For Paul, the downside of marriage is that it can distract from devotion to Christ, so getting married is a decision one should make with caution. How much more does having children present an opportunity for distraction from devotion to the Lord. A parent’s interests’ are divided again; it’s not just the other spouse and the Lord, but now kids too. If you want to be free from concern, having children is not the way to do it! I would say, according to the logic of this passage, that it might be good for some couples not to have children and so be freer to serve the Lord.
But perhaps I’m wrong. Perhaps it is ‘not good’ for a couple to not have children. But even if it were ‘not good’, this would not mean it is out of the question for Christians. Jesus explicitly calls his disciples to put his kingdom before anything else. This could include giving up good things, blessings from God, including even a spouse or kids for the surpassing goodness of his Kingdom. See Luke 18:
‘Truly I tell you,’ Jesus said to them, ‘no one who has left home or wife or brothers or sisters or parents or children for the sake of the kingdom of God will fail to receive many times as much in this age, and in the age to come eternal life.’
Why might a couple decide to go without children?
I don’t want to be too prescriptive here because I want to emphasise our freedom as people under grace to make wise and loving decisions.

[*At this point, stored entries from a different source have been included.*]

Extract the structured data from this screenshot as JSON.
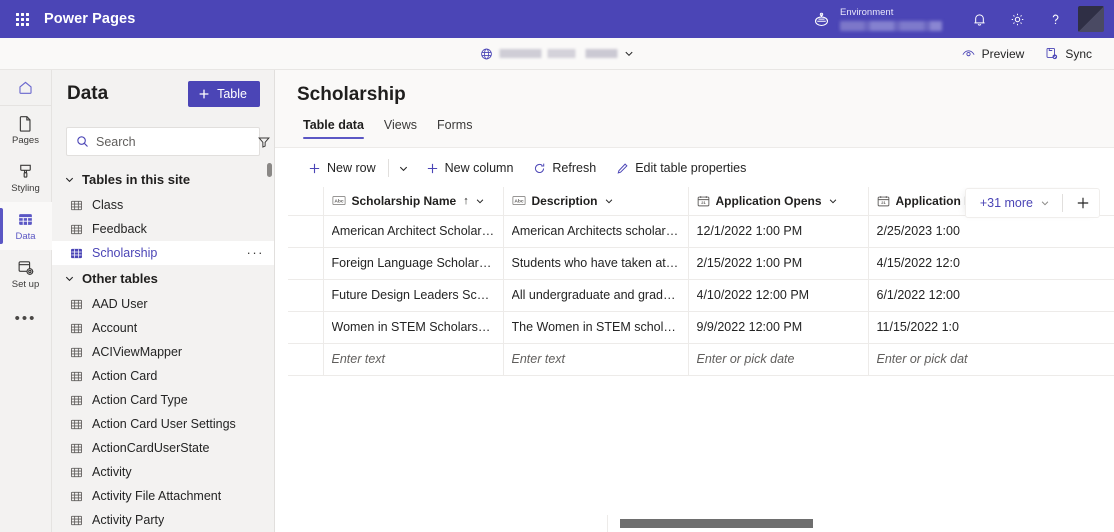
{
  "topbar": {
    "waffle_icon": "waffle-grid-icon",
    "app_title": "Power Pages",
    "globe_icon": "environment-globe-icon",
    "environment_label": "Environment",
    "environment_value": "",
    "notifications_icon": "bell-icon",
    "settings_icon": "gear-icon",
    "help_icon": "question-mark-icon",
    "avatar": "user-avatar",
    "brand_color": "#4b45b6"
  },
  "sitebar": {
    "site_icon": "globe-icon",
    "site_name": "",
    "site_caret": "chevron-down-icon",
    "preview_label": "Preview",
    "preview_icon": "preview-eye-icon",
    "sync_label": "Sync",
    "sync_icon": "sync-icon"
  },
  "rail": {
    "home_icon": "home-icon",
    "items": [
      {
        "label": "Pages",
        "icon": "page-icon",
        "active": false
      },
      {
        "label": "Styling",
        "icon": "paint-brush-icon",
        "active": false
      },
      {
        "label": "Data",
        "icon": "data-table-icon",
        "active": true
      },
      {
        "label": "Set up",
        "icon": "setup-gear-icon",
        "active": false
      }
    ],
    "more_label": "•••"
  },
  "sidebar": {
    "title": "Data",
    "new_table_label": "Table",
    "new_table_icon": "plus-icon",
    "search_placeholder": "Search",
    "search_value": "",
    "search_icon": "search-icon",
    "filter_icon": "filter-icon",
    "groups": [
      {
        "label": "Tables in this site",
        "expanded": true,
        "chevron": "chevron-down-icon",
        "items": [
          {
            "label": "Class",
            "icon": "table-icon",
            "selected": false
          },
          {
            "label": "Feedback",
            "icon": "table-icon",
            "selected": false
          },
          {
            "label": "Scholarship",
            "icon": "table-icon",
            "selected": true,
            "overflow": "···"
          }
        ]
      },
      {
        "label": "Other tables",
        "expanded": true,
        "chevron": "chevron-down-icon",
        "items": [
          {
            "label": "AAD User",
            "icon": "table-icon",
            "selected": false
          },
          {
            "label": "Account",
            "icon": "table-icon",
            "selected": false
          },
          {
            "label": "ACIViewMapper",
            "icon": "table-icon",
            "selected": false
          },
          {
            "label": "Action Card",
            "icon": "table-icon",
            "selected": false
          },
          {
            "label": "Action Card Type",
            "icon": "table-icon",
            "selected": false
          },
          {
            "label": "Action Card User Settings",
            "icon": "table-icon",
            "selected": false
          },
          {
            "label": "ActionCardUserState",
            "icon": "table-icon",
            "selected": false
          },
          {
            "label": "Activity",
            "icon": "table-icon",
            "selected": false
          },
          {
            "label": "Activity File Attachment",
            "icon": "table-icon",
            "selected": false
          },
          {
            "label": "Activity Party",
            "icon": "table-icon",
            "selected": false
          }
        ]
      }
    ]
  },
  "main": {
    "page_title": "Scholarship",
    "tabs": [
      {
        "label": "Table data",
        "active": true
      },
      {
        "label": "Views",
        "active": false
      },
      {
        "label": "Forms",
        "active": false
      }
    ],
    "commands": [
      {
        "label": "New row",
        "icon": "plus-icon",
        "has_caret": true
      },
      {
        "label": "New column",
        "icon": "plus-icon",
        "has_caret": false
      },
      {
        "label": "Refresh",
        "icon": "refresh-icon",
        "has_caret": false
      },
      {
        "label": "Edit table properties",
        "icon": "pencil-icon",
        "has_caret": false
      }
    ],
    "grid": {
      "columns": [
        {
          "label": "Scholarship Name",
          "type_icon": "abc-text-icon",
          "sorted": "ascending",
          "sort_glyph": "↑",
          "caret": "chevron-down-icon"
        },
        {
          "label": "Description",
          "type_icon": "abc-text-icon",
          "sorted": "",
          "sort_glyph": "",
          "caret": "chevron-down-icon"
        },
        {
          "label": "Application Opens",
          "type_icon": "calendar-icon",
          "sorted": "",
          "sort_glyph": "",
          "caret": "chevron-down-icon"
        },
        {
          "label": "Application D",
          "type_icon": "calendar-icon",
          "sorted": "",
          "sort_glyph": "",
          "caret": "chevron-down-icon"
        }
      ],
      "rows": [
        {
          "name": "American Architect Scholarship",
          "description": "American Architects scholarship is...",
          "opens": "12/1/2022 1:00 PM",
          "deadline": "2/25/2023 1:00"
        },
        {
          "name": "Foreign Language Scholarship",
          "description": "Students who have taken at least ...",
          "opens": "2/15/2022 1:00 PM",
          "deadline": "4/15/2022 12:0"
        },
        {
          "name": "Future Design Leaders Scholarship",
          "description": "All undergraduate and graduate s...",
          "opens": "4/10/2022 12:00 PM",
          "deadline": "6/1/2022 12:00"
        },
        {
          "name": "Women in STEM Scholarship",
          "description": "The Women in STEM scholarship i...",
          "opens": "9/9/2022 12:00 PM",
          "deadline": "11/15/2022 1:0"
        }
      ],
      "new_row": {
        "name_placeholder": "Enter text",
        "description_placeholder": "Enter text",
        "opens_placeholder": "Enter or pick date",
        "deadline_placeholder": "Enter or pick dat"
      },
      "more_columns_label": "+31 more",
      "more_columns_caret": "chevron-down-icon",
      "add_column_icon": "plus-icon"
    }
  }
}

What factors might influence the decision whether or not to have children? Children open some doors and close others in terms of ministry. Cross culturally they can help build bridges between cultures, but then again, children’s educational or health needs might put a limit how much cross-cultural ministry parents can do. Some couples may already have responsibilities as carers and not be able to take on parenthood in addition. Some couples may not have children for health reasons. I want to emphasise that their marriage has not failed to achieve its purpose if they feel unable to take on parenthood. Some may want to continue a ministry living an area which is not appropriate or safe for children. You also don’t need much money when you don’t have kids. For me, at the moment, not having children means that my husband are free to be a bit financially ‘irresponsible’ as he trains for ministry. There are many reasons why, for some couples, the wisest, most loving way to serve the church may involve not having children. Indeed, the way for them to be the most ‘fruitful’ might mean not reproducing! I think we can thank God for reliable contraception so that they can make this decision.

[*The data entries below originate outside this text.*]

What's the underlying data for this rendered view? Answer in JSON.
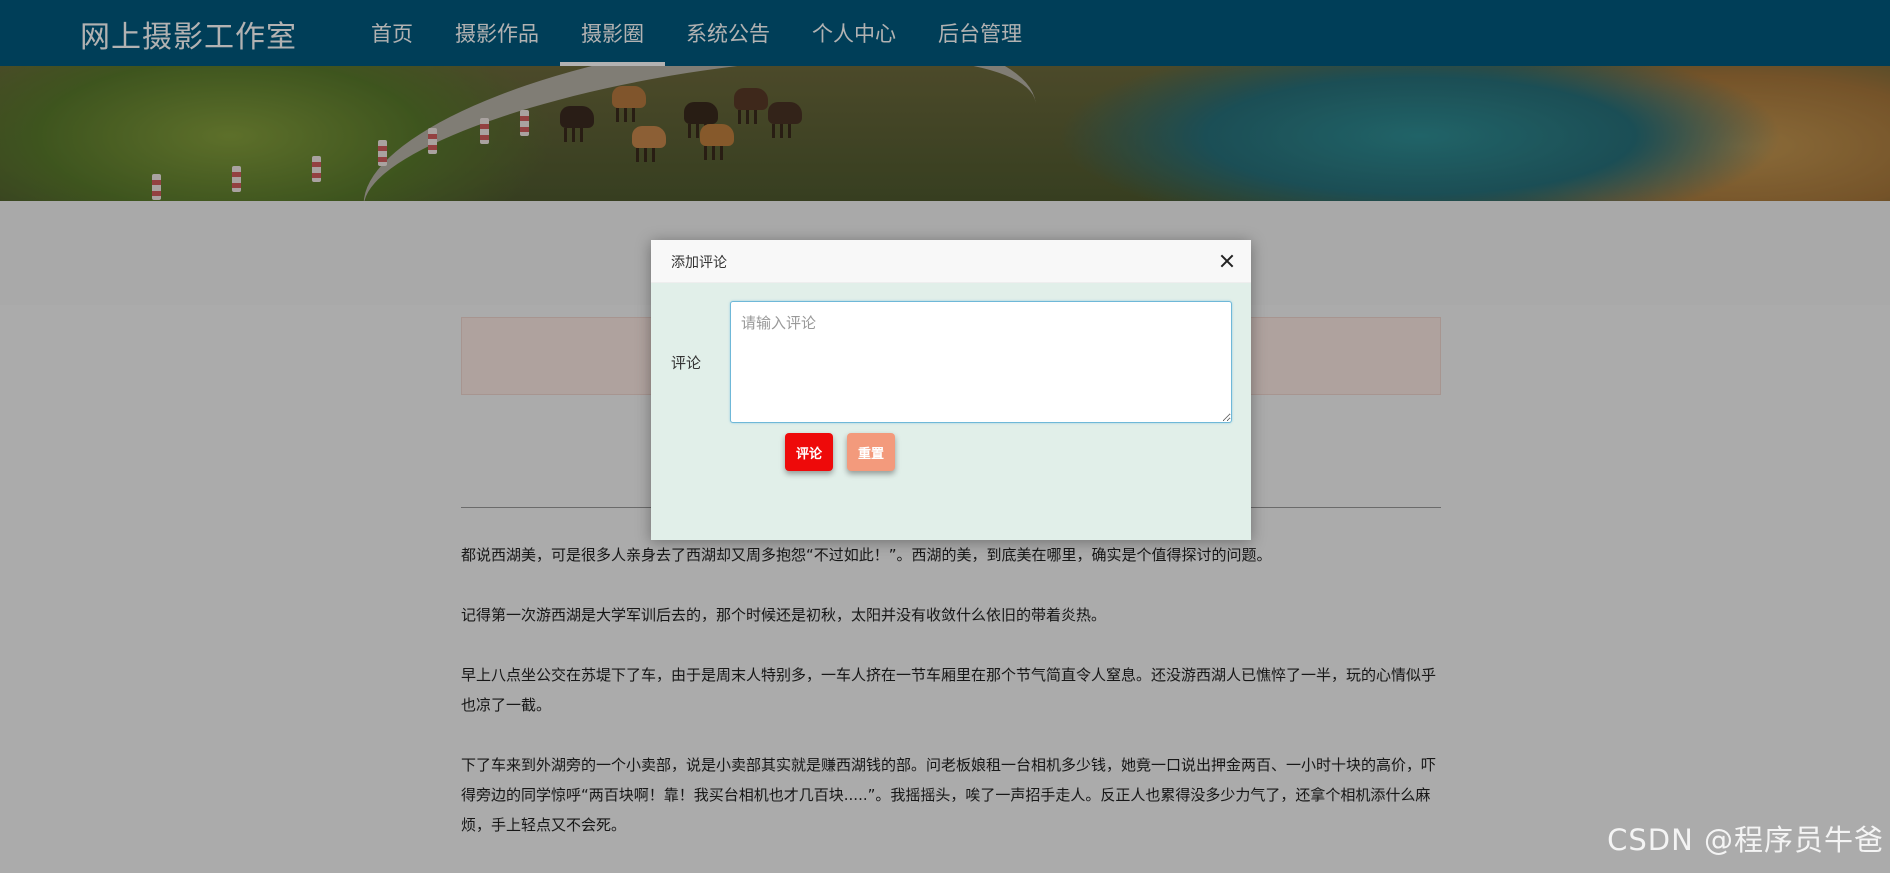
{
  "header": {
    "brand": "网上摄影工作室",
    "nav": [
      {
        "label": "首页"
      },
      {
        "label": "摄影作品"
      },
      {
        "label": "摄影圈",
        "active": true
      },
      {
        "label": "系统公告"
      },
      {
        "label": "个人中心"
      },
      {
        "label": "后台管理"
      }
    ]
  },
  "article": {
    "paragraphs": [
      "都说西湖美，可是很多人亲身去了西湖却又周多抱怨“不过如此！”。西湖的美，到底美在哪里，确实是个值得探讨的问题。",
      "记得第一次游西湖是大学军训后去的，那个时候还是初秋，太阳并没有收敛什么依旧的带着炎热。",
      "早上八点坐公交在苏堤下了车，由于是周末人特别多，一车人挤在一节车厢里在那个节气简直令人窒息。还没游西湖人已憔悴了一半，玩的心情似乎也凉了一截。",
      "下了车来到外湖旁的一个小卖部，说是小卖部其实就是赚西湖钱的部。问老板娘租一台相机多少钱，她竟一口说出押金两百、一小时十块的高价，吓得旁边的同学惊呼“两百块啊！靠！我买台相机也才几百块.....”。我摇摇头，唉了一声招手走人。反正人也累得没多少力气了，还拿个相机添什么麻烦，手上轻点又不会死。"
    ]
  },
  "dialog": {
    "title": "添加评论",
    "field_label": "评论",
    "input_placeholder": "请输入评论",
    "input_value": "",
    "submit_label": "评论",
    "reset_label": "重置"
  },
  "colors": {
    "nav_bg": "#005a7f",
    "dialog_body_bg": "#e1efe9",
    "submit_btn": "#ee0a0a",
    "reset_btn": "#f39a7c"
  },
  "watermark": "CSDN @程序员牛爸"
}
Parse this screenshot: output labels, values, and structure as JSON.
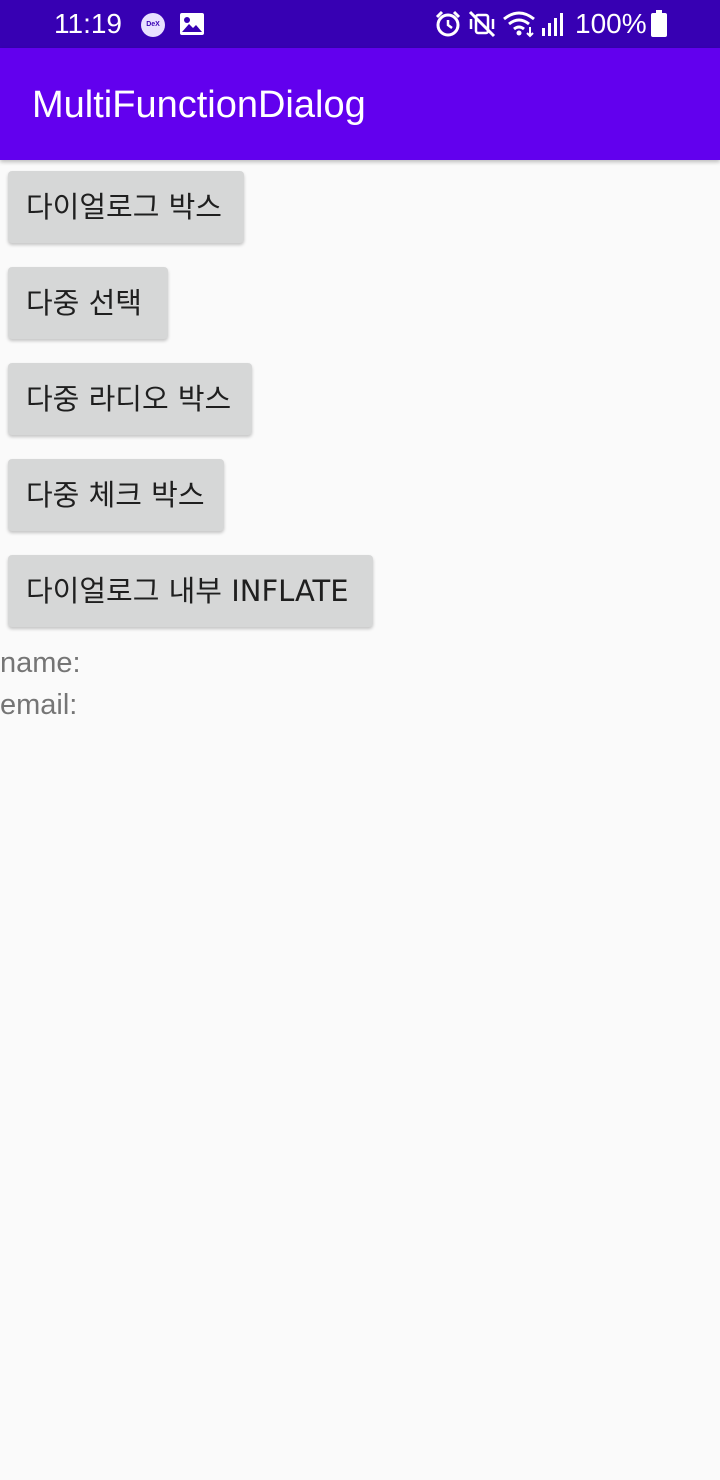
{
  "status_bar": {
    "time": "11:19",
    "dex_label": "DeX",
    "battery": "100%",
    "bg_color": "#3700b3"
  },
  "app_bar": {
    "title": "MultiFunctionDialog",
    "bg_color": "#6200ee"
  },
  "buttons": [
    {
      "label": "다이얼로그 박스"
    },
    {
      "label": "다중 선택"
    },
    {
      "label": "다중 라디오 박스"
    },
    {
      "label": "다중 체크 박스"
    },
    {
      "label": "다이얼로그 내부 INFLATE"
    }
  ],
  "info": {
    "name_label": "name:",
    "email_label": "email:"
  },
  "icons": [
    "dex-icon",
    "gallery-icon",
    "alarm-icon",
    "vibrate-mute-icon",
    "wifi-icon",
    "signal-icon",
    "battery-icon"
  ]
}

Finally, this is not to say that some couples ought not to have children. Having children is never selfish or wrong. I want to reaffirm that children are a blessing. Also, there’s every chance God will send ‘surprise’ blessings – getting married always means being open to the possibility of children. However, the choice to forgo the blessing of children is a valid choice for Christians – it still goes against the grain of our culture as it points to a hope in our heavenly family – so it is a decision we should support and respect.